MiMi is just showing her hair styling ability. Daisy loves to redesign Lilly's hair.


----------



## Lindy (Mar 25, 2009)

Soooo cute! Maybe start a new styling trend? Where the top-knot is, cut the hair semi-short, use a little styling paste and spike it! LOL. Just a thought


----------



## Summergirl73 (Sep 18, 2011)

LOL ~ the little spunky monkey  !


----------



## maltese manica (Nov 6, 2012)

Mine do the same thing!!! its frustrating and amusing at the same time!!


----------



## babycake7 (Jan 30, 2012)

That was hilarious!!!


----------



## Cyndilou (Jan 24, 2013)

We go through the same thing here.


----------



## Lacie's Mom (Oct 11, 2006)

This is sooooooooooooooooo like Lacie. MiMi -- I feel your Mom's pain. You need to leave your topknot alone.


----------



## Maglily (Feb 3, 2009)

LOL Mimi are you in there somewhere? you look like the sheepdog on Bugs Bunny.


----------



## Sylie (Apr 4, 2011)

Maglily said:


> LOL Mimi are you in there somewhere? you look like the sheepdog on Bugs Bunny.


:HistericalSmiley::HistericalSmiley::HistericalSmiley::HistericalSmiley:


----------



## Snowbody (Jan 3, 2009)

Sylvia - it's beach season and Mimi's going for that wind swept look. B) At least she didn't have you go out and buy a fan to create it. :HistericalSmiley:


----------



## Deborah (Jan 8, 2006)

Too funny! :HistericalSmiley::HistericalSmiley:


----------



## Sylie (Apr 4, 2011)

Snowbody said:


> Sylvia - it's beach season and Mimi's going for that wind swept look. B) At least she didn't have you go out and buy a fan to create it. :HistericalSmiley:


Uh hu, I think she was going for the "my mommy doesn't take care of me" look. I have given her the Veronica Lake look, the Palm tree hair design, and even the true "wind swept" look. She was going for the "poor, abandoned dog" look. I think she wants the Malt Police to take me into custody, and place her in a foster home where they will give her a hundred cookies every day. I like to believe that she loves me, but I have to realize that she loves cookies much more.

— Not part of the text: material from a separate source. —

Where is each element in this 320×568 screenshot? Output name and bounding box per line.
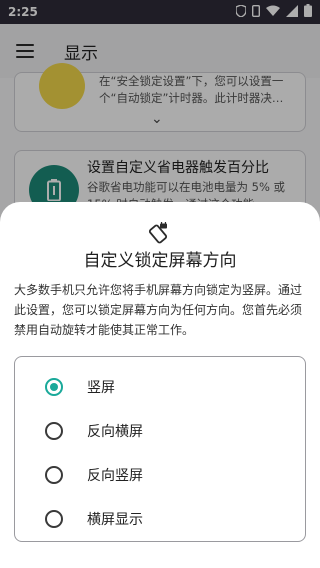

I think I will sell her. Does anyone want to buy MiMi? Forty five million dollars...including lots of toys and a Susan Lanci harness and leash. Will consider offers over Forty four million nine hundred thousand.


----------



## Maglily (Feb 3, 2009)

Sylie said:


> :HistericalSmiley::HistericalSmiley::HistericalSmiley::HistericalSmiley:


LOL ...and yes she is worth at least 45 million:thumbsup:


----------



## Matilda's mommy (Jun 1, 2005)

:HistericalSmiley::HistericalSmiley: I get so frustrated with Matilda every morning:blush: I spend time fixing her topknot and as soon as I let her down she does the same thing as MiMi:w00t: I have thought many times to just cut her topknot off:innocent:
Sylvia thanks for making my night:HistericalSmiley: :HistericalSmiley:MiMi we all know who runs your house:biggrin:


----------